La situación económica de Grecia y sobre todo el hecho de que haya decidido mantener su dignidad sin arrodillarse ni pedir clemencia, y si en cambio consideración y justicia, ha provocado que en Europa y especialmente entre sus dirigentes, reaparecieran las formas más extremas de las formulaciones liberal-conservadoras, reclamando ser contundentes y dar ejemplo con los griegos, sin compasión. Se ha recuperado la noción de la competencia económica como sustituto sublimado de la guerra. Zygmunt Bauman hace tiempo alertó sobre las premisas «incuestionables» en relación a la economía, ya que son proposiciones puramente ideológicas o justificativas. Así, formarían parte de esta categoría de verdades incuestionables, el crecimiento económico como única dinámica posible, el aumento del consumo como una carrera interminable en pos de la felicidad, el carácter «natural» de la desigualdad entre los hombres y la competitividad como vía para acceder a lo que se «merece».
La cultura thatcheriana dominante en las últimas décadas, impuso lo que Daniel Dorling llama los «principios de injusticia», según los cuales el elitismo es eficiente, en la medida que la expansión de las capacidades que sólo tienen unos pocos termina beneficiando a unos muchos; que la codicia no es un defecto sino un valor en tanto termina favoreciendo al conjunto, aunque sea a costa de la exclusión de unos cuantos, lo que es inevitable y realiza una función social positiva; finalmente estos principios injustos establecidos considerarían que el dolor que genera la pobreza la desigualdad y la exclusión es inevitable. El castigo como reverso del premio, la lógica del estímulo capitalista, la condena a la libertad. No hay nada más ideológico que reducir la injusticia a un elemento de normalidad. De hecho, durante muchos siglos la creencia en la desigualdad natural de los individuos por su talento y sus habilidades, funcionó como el gran justificador de las desigualdades sociales, junto con el componente de resignación que le aportaba la cultura católica.
La desigualdad actual tiene unos niveles desconocidos e inaceptables.

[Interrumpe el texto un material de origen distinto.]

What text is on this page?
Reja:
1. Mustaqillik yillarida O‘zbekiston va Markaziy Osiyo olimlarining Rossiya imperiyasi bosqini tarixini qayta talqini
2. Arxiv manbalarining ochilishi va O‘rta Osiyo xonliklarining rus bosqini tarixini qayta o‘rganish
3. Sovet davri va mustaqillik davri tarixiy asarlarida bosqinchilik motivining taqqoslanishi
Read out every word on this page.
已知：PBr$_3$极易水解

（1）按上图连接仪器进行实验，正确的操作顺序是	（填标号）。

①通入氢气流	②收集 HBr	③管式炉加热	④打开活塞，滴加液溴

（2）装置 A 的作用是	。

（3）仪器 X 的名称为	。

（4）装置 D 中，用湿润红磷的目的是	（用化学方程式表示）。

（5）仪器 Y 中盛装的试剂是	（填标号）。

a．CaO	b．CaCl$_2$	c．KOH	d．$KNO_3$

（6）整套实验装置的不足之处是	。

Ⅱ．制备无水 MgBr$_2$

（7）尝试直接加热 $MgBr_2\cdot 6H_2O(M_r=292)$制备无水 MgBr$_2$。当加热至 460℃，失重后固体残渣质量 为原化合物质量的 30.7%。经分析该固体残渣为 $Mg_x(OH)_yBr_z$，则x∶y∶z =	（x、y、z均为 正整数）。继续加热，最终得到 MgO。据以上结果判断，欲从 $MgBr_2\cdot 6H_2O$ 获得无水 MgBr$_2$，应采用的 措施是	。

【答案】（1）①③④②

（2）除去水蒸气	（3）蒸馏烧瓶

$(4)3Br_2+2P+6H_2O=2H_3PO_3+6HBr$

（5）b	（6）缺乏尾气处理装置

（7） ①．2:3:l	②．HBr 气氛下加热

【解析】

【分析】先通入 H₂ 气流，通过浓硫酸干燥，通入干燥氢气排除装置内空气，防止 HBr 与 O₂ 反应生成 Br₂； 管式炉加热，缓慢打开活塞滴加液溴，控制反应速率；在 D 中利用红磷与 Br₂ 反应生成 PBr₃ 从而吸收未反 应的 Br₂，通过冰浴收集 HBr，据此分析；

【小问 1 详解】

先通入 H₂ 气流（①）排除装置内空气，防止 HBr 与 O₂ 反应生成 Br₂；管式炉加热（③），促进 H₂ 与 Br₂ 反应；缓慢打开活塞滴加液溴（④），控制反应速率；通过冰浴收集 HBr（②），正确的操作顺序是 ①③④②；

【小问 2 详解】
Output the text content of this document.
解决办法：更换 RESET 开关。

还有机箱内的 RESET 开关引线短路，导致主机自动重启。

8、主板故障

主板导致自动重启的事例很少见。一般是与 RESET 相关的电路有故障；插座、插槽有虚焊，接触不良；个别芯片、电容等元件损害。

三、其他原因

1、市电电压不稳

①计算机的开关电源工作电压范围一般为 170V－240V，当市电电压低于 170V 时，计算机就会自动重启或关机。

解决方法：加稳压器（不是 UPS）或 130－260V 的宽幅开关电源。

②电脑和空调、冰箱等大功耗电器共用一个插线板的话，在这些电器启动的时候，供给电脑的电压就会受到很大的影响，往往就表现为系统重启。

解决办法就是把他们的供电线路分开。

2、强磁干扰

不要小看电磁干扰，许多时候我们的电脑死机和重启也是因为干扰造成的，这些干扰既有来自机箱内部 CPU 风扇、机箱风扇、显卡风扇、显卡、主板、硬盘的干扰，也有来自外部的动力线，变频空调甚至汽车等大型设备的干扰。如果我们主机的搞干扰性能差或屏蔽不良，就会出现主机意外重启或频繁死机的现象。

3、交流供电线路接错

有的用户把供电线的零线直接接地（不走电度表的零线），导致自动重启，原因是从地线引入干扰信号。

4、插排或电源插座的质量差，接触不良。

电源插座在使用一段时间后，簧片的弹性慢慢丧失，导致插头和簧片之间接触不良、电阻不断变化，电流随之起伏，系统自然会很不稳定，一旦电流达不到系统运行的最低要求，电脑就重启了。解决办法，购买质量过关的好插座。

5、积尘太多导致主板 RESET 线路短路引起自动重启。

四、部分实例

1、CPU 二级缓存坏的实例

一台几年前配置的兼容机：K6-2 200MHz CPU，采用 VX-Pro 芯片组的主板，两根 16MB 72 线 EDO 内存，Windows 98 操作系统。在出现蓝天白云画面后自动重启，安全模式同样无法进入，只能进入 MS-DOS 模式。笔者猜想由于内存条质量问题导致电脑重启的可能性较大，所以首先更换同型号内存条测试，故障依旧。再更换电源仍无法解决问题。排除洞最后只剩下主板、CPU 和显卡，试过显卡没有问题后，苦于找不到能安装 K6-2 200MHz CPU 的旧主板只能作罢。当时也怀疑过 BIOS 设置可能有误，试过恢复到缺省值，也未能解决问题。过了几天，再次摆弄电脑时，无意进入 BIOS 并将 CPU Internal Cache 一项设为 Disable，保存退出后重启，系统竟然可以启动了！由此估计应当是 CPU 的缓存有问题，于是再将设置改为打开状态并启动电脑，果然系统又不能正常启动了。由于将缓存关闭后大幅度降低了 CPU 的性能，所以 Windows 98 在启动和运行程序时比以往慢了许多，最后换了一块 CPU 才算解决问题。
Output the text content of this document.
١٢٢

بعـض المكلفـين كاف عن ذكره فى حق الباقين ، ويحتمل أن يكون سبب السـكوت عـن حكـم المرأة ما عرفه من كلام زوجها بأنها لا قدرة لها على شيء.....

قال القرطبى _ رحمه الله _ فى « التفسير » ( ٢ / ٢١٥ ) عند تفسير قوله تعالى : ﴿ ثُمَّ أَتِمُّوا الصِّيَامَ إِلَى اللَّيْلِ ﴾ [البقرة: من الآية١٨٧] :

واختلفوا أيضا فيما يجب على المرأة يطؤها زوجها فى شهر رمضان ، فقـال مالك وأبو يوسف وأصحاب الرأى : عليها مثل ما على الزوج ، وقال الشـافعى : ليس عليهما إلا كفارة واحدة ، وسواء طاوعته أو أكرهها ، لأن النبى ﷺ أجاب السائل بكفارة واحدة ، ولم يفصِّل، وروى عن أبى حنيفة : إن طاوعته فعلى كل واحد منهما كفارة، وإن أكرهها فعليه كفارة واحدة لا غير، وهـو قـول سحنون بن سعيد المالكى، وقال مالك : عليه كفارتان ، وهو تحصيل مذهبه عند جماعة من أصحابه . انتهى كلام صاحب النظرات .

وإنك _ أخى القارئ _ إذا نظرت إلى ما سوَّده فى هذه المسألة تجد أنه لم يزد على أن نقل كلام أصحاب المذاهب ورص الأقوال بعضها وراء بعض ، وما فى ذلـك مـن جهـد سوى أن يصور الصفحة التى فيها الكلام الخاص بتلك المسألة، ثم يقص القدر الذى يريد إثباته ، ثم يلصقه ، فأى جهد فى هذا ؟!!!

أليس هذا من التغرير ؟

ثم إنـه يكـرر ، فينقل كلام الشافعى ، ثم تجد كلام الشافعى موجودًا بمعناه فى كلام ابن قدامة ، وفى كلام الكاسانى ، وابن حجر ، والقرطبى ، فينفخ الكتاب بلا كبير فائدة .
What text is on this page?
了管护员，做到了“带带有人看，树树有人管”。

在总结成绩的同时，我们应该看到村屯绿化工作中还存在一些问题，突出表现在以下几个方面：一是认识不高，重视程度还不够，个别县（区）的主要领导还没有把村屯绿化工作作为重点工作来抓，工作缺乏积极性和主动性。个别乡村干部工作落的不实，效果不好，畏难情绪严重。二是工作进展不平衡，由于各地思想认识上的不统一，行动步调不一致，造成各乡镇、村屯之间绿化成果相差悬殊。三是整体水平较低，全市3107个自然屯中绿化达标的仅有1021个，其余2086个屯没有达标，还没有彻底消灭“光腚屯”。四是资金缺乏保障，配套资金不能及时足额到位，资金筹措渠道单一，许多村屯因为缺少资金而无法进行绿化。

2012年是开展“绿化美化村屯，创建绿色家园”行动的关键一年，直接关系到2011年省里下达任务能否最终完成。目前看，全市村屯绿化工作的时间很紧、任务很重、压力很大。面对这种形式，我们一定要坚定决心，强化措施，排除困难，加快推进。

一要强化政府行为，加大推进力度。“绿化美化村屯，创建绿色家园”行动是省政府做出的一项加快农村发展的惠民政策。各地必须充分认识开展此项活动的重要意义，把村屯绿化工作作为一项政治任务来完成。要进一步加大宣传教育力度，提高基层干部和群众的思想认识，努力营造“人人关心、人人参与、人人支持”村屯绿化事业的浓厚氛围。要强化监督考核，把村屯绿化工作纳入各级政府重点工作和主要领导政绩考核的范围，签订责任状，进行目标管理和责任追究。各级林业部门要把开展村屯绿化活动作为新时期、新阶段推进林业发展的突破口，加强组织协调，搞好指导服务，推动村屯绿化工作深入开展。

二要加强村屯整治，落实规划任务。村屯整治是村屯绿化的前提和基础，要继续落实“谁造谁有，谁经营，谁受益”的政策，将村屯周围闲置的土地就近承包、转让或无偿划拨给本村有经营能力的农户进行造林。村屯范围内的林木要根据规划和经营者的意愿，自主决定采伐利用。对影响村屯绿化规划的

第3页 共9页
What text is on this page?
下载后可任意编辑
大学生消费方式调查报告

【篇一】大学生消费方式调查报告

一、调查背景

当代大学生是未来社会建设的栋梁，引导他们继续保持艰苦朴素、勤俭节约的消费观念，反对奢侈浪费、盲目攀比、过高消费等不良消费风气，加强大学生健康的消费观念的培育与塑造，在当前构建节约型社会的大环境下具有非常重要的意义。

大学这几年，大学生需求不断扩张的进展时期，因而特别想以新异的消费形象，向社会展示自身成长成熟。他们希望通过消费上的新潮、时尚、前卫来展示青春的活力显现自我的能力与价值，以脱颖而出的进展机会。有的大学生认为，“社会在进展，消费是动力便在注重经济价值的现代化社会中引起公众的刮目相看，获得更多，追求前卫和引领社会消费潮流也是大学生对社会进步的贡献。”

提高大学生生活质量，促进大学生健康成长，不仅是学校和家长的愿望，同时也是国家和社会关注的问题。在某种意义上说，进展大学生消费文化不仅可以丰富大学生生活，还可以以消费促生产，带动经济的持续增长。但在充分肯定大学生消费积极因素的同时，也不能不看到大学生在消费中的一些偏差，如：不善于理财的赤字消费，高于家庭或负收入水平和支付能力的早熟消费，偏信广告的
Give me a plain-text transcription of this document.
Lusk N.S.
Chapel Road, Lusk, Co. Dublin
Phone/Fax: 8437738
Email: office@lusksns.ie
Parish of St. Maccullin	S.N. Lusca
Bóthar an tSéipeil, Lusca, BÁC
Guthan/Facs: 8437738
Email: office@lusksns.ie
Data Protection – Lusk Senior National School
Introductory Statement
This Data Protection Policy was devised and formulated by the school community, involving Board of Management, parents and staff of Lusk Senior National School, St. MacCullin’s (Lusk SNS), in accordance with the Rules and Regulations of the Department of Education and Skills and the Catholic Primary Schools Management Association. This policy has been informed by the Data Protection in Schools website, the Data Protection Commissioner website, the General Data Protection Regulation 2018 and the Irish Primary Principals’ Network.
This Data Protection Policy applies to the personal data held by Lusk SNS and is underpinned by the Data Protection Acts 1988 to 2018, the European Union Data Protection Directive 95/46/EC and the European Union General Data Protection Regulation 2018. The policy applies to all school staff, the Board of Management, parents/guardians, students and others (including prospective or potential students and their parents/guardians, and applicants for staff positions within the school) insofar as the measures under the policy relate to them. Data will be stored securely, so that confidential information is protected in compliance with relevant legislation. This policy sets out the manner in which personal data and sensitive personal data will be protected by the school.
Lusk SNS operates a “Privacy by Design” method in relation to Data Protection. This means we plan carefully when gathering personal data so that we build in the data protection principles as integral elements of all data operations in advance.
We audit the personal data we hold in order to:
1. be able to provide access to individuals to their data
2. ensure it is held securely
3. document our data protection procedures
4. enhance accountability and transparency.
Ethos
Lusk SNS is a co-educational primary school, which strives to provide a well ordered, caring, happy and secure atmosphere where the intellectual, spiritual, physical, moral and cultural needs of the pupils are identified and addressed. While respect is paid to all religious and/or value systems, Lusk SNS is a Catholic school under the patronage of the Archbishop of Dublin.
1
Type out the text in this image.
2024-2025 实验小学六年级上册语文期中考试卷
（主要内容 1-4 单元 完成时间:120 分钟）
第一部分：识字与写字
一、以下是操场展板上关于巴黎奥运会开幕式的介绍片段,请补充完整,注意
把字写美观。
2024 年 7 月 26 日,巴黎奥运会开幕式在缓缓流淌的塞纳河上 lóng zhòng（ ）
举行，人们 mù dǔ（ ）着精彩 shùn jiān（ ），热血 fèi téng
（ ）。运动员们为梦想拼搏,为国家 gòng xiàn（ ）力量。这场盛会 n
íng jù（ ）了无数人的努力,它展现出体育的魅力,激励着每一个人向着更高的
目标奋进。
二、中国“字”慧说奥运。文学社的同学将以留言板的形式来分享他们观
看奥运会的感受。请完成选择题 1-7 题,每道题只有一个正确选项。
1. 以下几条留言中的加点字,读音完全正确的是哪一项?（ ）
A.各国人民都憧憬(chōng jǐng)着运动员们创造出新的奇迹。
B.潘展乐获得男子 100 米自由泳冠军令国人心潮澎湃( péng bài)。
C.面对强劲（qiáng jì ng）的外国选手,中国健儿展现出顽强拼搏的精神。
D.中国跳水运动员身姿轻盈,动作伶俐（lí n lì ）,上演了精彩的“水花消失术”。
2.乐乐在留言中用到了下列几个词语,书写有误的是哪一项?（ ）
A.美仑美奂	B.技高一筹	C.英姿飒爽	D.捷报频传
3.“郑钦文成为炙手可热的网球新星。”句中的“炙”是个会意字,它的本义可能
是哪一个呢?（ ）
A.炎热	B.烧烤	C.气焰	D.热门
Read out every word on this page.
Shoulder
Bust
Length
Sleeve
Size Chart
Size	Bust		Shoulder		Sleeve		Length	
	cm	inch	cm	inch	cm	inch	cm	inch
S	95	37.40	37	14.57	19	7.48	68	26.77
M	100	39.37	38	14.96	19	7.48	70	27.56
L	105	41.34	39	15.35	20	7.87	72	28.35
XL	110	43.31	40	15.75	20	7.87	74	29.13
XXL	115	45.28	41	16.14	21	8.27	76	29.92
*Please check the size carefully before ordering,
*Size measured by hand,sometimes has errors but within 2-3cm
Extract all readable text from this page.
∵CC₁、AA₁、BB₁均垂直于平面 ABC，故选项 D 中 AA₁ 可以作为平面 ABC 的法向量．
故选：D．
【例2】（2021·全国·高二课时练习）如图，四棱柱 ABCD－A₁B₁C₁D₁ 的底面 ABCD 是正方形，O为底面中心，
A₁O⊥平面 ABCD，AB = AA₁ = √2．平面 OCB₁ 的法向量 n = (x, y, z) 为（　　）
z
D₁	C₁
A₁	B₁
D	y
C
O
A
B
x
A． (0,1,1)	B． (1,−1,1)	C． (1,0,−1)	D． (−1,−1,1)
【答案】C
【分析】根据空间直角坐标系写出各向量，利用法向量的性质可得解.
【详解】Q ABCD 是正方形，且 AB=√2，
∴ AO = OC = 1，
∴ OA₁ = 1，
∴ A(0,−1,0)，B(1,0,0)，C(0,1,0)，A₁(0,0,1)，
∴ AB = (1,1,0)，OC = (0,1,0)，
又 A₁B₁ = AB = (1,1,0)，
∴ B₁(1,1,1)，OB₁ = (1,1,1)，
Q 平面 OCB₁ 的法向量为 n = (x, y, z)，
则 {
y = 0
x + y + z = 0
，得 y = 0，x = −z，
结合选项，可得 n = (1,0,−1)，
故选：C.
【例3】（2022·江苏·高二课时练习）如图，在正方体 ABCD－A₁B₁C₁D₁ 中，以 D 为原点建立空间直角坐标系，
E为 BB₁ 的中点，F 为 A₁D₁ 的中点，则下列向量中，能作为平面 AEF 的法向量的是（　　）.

Que las 10 personas más ricas del mundo perciban juntas el mismo ingreso que obtienen los 40 millones de habitantes de Tanzania, es algo insostenible económica y moralmente. Como lo es que actualmente la diferencia entre el salario medio de los trabajadores americanos y el de los grandes directivos se multiplique por unas injustificables 400 veces. Las luchas sociales de los siglos XIX y XX lograron convertir la compasión en derechos. Ahora estos derechos se pretenden abolir, porque según el punto de vista liberal-conservador, se han convertido en un estorbo al crecimiento ya la competitividad. Y en estas décadas de hegemonía conservadora, el dinero se ha impuesto como el valor social de referencia, y la libertad y el bienestar han sido reducidos a la dimensión económica.
El economista estadounidense Tyler Cowen ha teorizado el cómo la centralidad tecnológica creciente no hace sino generar mayores desequilibrios y desigualdad entre individuos. «Se acabó el término medio», argumenta. Vamos hacia un mercado laboral bifurcado, polarizado en dos campos entre un porcentaje de trabajadores, pequeño, «que les va muy bien» y un porcentaje elevado «que no le va nada bien». Ya antes de la crisis, pero especialmente con ella, lo que han ido desapareciendo son los salarios medios, con una afluencia al desempleo que sólo se contrarresta por una tendencia muy estimulada de derivar hacia el autoempleo. Ciertamente, no es lo mismo, aunque las estadísticas lo puedan confundir. El aumento de la productividad de las últimas décadas no se ha correspondido con un aumento proporcional de los salarios, sino en estancamiento y retroceso. La economía se ha disociado de la pretensión de alcanzar un mayor nivel de bienestar colectivo. ¿Tiene esto algún tipo de sentido?